5. Under an Employees' Stock Option Plan, adopted by the Board of Directors of the Company and approved by the stockholders in 1952, options were granted to 6 persons to purchase an aggregate of 13,000 shares of Capital Stock at a price of $11.87½ per share. All such options expired January 18, 1959 without being exercised, except one option to purchase 3,000 shares which became exercisable to the extent of 2,400 shares on April 4, 1959 and which becomes fully exercisable one year from that date.

Under a new Employees' Stock Option Plan, adopted by the Board of Directors of the Company and approved by the stockholders in 1959, options have been granted to 7 persons to purchase an aggregate of 13,800 shares of Capital Stock at a price of $11.87½ per share. With respect to one of these options, the number of shares under option will be reduced to the extent that the remaining option in effect under the old plan is exercised. The options granted under this new plan will be come exercisable during the 5 year period beginning April 4, 1960.

In 1956, an Incentive Stock Plan was adopted by the Board of Directors and approved by the stockholders of the Company. This plan runs through December 31, 1960 and provides for issuance and sale subject to certain restrictions of 10,000 shares of Capital Stock (but not more than 3,000 shares in any calendar year) to selected officers and other key employees of the Company at a price of $1.00 per share (par value). Pursuant to this plan, a total of 4,900 shares have been sold at December 31, 1959.

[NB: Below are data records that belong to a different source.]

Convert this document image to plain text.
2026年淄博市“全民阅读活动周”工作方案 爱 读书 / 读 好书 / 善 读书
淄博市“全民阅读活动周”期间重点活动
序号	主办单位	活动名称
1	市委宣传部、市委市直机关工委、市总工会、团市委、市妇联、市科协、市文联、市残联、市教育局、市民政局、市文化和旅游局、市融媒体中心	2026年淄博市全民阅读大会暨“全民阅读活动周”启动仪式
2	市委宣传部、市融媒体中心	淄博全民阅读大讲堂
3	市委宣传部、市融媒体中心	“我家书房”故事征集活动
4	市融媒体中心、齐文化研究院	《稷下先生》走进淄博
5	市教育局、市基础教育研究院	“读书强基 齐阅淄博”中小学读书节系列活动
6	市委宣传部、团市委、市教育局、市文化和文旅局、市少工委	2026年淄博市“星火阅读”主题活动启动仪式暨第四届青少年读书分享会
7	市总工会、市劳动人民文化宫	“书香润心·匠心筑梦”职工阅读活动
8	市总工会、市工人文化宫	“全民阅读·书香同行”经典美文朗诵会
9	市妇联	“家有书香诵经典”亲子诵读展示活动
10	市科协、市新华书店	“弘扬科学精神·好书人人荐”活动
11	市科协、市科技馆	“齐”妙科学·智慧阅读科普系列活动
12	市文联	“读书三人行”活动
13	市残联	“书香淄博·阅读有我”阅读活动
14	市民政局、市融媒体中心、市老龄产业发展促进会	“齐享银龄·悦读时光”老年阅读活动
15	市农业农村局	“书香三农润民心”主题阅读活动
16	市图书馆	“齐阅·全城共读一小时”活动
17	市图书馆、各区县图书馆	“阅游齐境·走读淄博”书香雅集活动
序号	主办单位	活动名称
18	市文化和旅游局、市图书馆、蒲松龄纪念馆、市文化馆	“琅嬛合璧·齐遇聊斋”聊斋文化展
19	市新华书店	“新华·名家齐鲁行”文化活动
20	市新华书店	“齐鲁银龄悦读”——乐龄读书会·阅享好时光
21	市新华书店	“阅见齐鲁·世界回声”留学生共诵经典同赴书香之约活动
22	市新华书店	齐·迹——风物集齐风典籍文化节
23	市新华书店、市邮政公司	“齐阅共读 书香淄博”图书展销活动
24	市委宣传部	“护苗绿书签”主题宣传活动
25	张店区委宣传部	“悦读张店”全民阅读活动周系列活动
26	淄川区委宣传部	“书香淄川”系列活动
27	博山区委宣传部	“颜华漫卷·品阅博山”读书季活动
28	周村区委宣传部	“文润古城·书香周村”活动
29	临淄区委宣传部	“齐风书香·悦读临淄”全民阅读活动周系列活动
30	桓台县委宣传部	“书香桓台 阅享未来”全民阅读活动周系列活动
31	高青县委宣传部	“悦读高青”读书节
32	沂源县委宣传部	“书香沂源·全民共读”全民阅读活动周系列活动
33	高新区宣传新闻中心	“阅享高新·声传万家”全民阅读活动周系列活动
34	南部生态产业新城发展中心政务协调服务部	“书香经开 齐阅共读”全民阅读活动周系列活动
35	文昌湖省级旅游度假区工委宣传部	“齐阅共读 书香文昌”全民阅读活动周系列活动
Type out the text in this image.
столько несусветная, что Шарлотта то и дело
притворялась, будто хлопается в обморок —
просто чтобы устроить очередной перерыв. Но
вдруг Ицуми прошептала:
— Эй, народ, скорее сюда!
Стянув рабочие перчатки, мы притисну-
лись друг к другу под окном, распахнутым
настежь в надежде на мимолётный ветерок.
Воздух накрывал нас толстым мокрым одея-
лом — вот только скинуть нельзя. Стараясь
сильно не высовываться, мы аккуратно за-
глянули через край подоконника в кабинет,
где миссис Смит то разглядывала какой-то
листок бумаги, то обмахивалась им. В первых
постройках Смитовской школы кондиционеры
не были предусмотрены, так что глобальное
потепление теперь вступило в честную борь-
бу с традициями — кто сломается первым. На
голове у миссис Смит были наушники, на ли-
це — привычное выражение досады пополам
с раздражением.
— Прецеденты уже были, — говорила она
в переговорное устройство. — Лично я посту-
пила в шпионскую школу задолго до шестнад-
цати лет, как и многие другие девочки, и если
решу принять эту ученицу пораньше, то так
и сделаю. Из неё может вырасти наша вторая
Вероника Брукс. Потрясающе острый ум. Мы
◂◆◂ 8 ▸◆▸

6. Notes payable to the Hanover Bank, Federation Bank & Trust Company and United States Trust Company of New York are secured by a chattel mortgage on the Company's five Vertol helicopters and accessory equipment and are guaranteed by the Civil Aeronautics Board to the extent of 90% of the unpaid principal amount. The credit agreement covering the notes payable provides, among other things, (1) for maintenance by the Company of working capital of not less than the greater of $700,000 or 25% of 12 months' cash operating expenses (as defined); (2) for the maintenance by the Company of an excess of tangible assets over total liabilities of at least $2,000,000; and (3) for certain restrictions upon cash dividends and acquisitions or retirements of the Company's Capital Stock. As a result of the foregoing provision approximately $370,000 of retained earnings at December 31, 1959 was so restricted.

7. On January 12, 1960 the Company entered into an agreement with Vertol Aircraft Corporation (which is scheduled to become a division of Boeing Airplane Company on or about March 31, 1960 as a result of purchase of Vertol Aircraft Corporation by Boeing Airplane Company) to purchase ten twin-engine, tandem rotor V-107, Model II-2 helicopters, five for anticipated delivery during the Spring of 1961, and five to be delivered at mutually agreeable future dates. The base price for the first five aircraft is $2,363,125 subject to adjustment for engines, installed and spare, optional equipment for installation in the aircraft, spare parts and ground support equipment. Payment for the new equipment is to be made in part by sale or trade-in to the Vertol Division of Boeing Airplane Company of the 5 Vertol 44B helicopters and spare parts which the Company now owns and the remainder is to be paid in cash.

At December 31, 1959, other known contingent liabilities not covered by insurance did not involve amounts large enough to be significant.